Dear my friends,
I used Star mapping and VarScan2 to call somatic mutations from 77 pairs of lung cancer and normal tissues with the command lines below.
STAR_2.3.0e.Linux_x86_64/STAR \
--genomeDir genomedir/ \
--runThreadN 4 \
--readFilesIn /home/jli/err/ERR164578_1.fastq /home/jli/err/ERR164578_2.fastq \
--outFileNamePrefix /home/jli/Lung_cancer/ERR164578. \
--outSAMstrandField intronMotif
samtools mpileup \
-f genomedir/Homo_sapiens_assembly19.fasta \
Lung_cancer/ERR164578.bam > Lung_cancer/ERR164578.pileup
The generation of mpileup files was very slow, it took almost 10 hours to finish producing pileup file for one sample.
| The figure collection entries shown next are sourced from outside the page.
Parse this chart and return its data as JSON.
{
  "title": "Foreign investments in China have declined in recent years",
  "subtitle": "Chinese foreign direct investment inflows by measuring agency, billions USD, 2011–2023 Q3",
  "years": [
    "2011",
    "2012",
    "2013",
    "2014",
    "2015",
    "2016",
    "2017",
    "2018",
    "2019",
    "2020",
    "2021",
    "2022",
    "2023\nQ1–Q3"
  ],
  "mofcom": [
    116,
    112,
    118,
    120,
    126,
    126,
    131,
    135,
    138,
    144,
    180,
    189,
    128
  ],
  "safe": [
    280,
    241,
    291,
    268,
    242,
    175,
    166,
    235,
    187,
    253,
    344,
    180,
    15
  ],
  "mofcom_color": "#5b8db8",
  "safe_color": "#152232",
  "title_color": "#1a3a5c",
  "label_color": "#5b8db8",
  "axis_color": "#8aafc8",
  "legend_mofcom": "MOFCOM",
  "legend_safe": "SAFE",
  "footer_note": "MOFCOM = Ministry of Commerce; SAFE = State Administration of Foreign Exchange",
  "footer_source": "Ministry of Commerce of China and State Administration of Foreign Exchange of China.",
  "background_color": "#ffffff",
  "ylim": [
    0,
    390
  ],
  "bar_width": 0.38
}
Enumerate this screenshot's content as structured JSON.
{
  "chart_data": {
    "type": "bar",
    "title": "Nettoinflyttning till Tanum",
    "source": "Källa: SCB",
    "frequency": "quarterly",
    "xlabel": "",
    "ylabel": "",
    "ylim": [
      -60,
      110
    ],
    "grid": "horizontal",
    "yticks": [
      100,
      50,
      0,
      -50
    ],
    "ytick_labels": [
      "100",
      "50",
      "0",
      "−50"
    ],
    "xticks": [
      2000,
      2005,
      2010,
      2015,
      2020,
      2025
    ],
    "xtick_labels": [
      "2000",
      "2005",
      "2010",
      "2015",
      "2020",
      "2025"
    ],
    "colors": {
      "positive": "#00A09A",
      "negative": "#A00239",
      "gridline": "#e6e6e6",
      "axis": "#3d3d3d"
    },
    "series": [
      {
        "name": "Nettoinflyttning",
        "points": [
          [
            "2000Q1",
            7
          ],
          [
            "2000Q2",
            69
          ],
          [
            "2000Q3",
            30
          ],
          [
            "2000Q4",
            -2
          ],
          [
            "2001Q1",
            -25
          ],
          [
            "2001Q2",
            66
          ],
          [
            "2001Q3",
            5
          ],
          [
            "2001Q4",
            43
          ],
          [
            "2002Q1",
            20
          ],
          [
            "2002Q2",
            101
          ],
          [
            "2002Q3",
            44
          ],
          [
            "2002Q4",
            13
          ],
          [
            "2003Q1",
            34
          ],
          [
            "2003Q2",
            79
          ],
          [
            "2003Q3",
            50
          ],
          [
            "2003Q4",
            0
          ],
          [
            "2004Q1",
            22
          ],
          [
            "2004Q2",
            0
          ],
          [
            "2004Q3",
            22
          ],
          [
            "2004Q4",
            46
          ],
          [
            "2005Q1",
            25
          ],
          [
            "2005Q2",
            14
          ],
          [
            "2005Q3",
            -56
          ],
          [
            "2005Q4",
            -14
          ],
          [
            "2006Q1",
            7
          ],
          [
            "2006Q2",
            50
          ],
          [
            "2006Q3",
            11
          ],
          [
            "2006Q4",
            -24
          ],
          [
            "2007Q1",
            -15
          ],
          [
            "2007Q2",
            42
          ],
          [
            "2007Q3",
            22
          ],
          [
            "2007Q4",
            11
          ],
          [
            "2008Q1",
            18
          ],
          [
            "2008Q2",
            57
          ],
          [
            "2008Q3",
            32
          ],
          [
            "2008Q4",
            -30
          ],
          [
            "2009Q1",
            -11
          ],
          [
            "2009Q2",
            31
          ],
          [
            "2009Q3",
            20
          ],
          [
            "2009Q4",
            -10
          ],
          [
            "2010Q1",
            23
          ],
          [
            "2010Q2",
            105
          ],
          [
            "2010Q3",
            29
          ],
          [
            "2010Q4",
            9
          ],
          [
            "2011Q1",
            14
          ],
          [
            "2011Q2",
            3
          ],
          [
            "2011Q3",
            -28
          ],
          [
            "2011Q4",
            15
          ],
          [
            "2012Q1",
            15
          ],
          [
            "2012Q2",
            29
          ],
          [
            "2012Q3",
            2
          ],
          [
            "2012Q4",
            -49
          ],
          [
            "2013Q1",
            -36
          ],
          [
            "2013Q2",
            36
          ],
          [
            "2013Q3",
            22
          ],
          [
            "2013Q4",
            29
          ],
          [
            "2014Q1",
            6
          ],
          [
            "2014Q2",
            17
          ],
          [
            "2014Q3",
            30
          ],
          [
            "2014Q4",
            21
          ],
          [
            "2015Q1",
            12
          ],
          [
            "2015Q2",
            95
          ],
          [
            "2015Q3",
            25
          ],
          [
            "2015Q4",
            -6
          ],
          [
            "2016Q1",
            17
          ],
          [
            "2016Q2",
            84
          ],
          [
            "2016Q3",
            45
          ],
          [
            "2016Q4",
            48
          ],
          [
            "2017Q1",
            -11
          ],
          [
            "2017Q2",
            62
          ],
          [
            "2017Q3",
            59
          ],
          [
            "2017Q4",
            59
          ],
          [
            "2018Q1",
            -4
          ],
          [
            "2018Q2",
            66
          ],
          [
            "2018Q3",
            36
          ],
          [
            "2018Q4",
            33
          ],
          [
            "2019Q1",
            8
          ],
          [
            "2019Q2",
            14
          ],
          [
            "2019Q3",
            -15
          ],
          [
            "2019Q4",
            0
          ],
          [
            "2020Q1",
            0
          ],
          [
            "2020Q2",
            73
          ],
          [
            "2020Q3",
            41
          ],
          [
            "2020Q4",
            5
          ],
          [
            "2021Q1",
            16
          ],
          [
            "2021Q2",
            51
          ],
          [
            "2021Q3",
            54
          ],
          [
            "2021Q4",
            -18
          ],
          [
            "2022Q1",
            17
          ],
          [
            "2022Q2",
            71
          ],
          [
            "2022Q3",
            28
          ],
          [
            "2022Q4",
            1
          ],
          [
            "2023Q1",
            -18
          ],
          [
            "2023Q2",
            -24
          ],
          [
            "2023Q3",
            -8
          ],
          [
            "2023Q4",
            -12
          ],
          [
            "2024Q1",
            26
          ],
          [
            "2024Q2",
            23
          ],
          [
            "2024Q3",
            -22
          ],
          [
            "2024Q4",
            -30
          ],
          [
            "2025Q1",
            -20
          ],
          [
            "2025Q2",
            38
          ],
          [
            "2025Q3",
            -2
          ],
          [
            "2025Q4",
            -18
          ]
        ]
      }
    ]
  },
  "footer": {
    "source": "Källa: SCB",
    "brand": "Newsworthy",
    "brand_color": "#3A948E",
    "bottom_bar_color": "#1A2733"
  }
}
What 's worse, when I used the following command to detect somatic variants from a pair of normal and cancer samples.
java -jar VarScan.v2.3.7.jar \
somatic \
Lung_cancer/ERR164493.pileup \
Lung_cancer/ERR164578.pileup \
Lung_cancer/ERR164578_VarScan.snp \
--output-vcf 1
Varscan took more than 10 hours to call variants and detected huge number of germline snps.
chr15 77154793 . N C . PASS DP=62;SS=1;SSC=0;GPV=6.4572E-34;SPV=1E0 GT:GQ:DP:RD:AD:FREQ:DP4 1/1:.:37:0:36:100%:0,0,16,20 1/1:.:25:0:21:100%:0,0,11,10
chr15 77154794 . N T . PASS DP=62;SS=1;SSC=0;GPV=2.5602E-33;SPV=1E0 GT:GQ:DP:RD:AD:FREQ:DP4 1/1:.:37:0:36:100%:0,0,16,20 1/1:.:25:0:20:100%:0,0,10,10
chr15 77154795 . N A . PASS DP=62;SS=1;SSC=0;GPV=2.5602E-33;SPV=1E0 GT:GQ:DP:RD:AD:FREQ:DP4 1/1:.:37:0:36:100%:0,0,16,20 1/1:.:25:0:20:100%:0,0,11,9
chr15 77154796 . N T . PASS DP=62;SS=1;SSC=0;GPV=4.0229E-32;SPV=1E0 GT:GQ:DP:RD:AD:FREQ:DP4 1/1:.:37:0:36:100%:0,0,16,20 1/1:.:25:0:18:100%:0,0,10,8
chr15 77154797 . N T . PASS DP=63;SS=1;SSC=0;GPV=6.4572E-34;SPV=1E0 GT:GQ:DP:RD:AD:FREQ:DP4 1/1:.:37:0:36:100%:0,0,16,20 1/1:.:26:0:21:100%:0,0,10,11
chr15 77154798 . N A . PASS DP=61;SS=1;SSC=0;GPV=1.5943E-31;SPV=1E0 GT:GQ:DP:RD:AD:FREQ:DP4 1/1:.:37:0:37:100%:0,0,16,21 1/1:.:24:0:16:100%:0,0,8,8
chr15 77154799 . N G . PASS DP=60;SS=1;SSC=0;GPV=4.0229E-32;SPV=1E0 GT:GQ:DP:RD:AD:FREQ:DP4 1/1:.:37:0:37:100%:0,0,16,21 1/1:.:23:0:17:100%:0,0,8,9
You could see the reference of each variant is always N, I did the same using bam files generated by tophat mapping, the whole process was much faster, moreover, the number of snps called was more reasonable. did anyone have the same problems before? Any suggestion will be appreciated.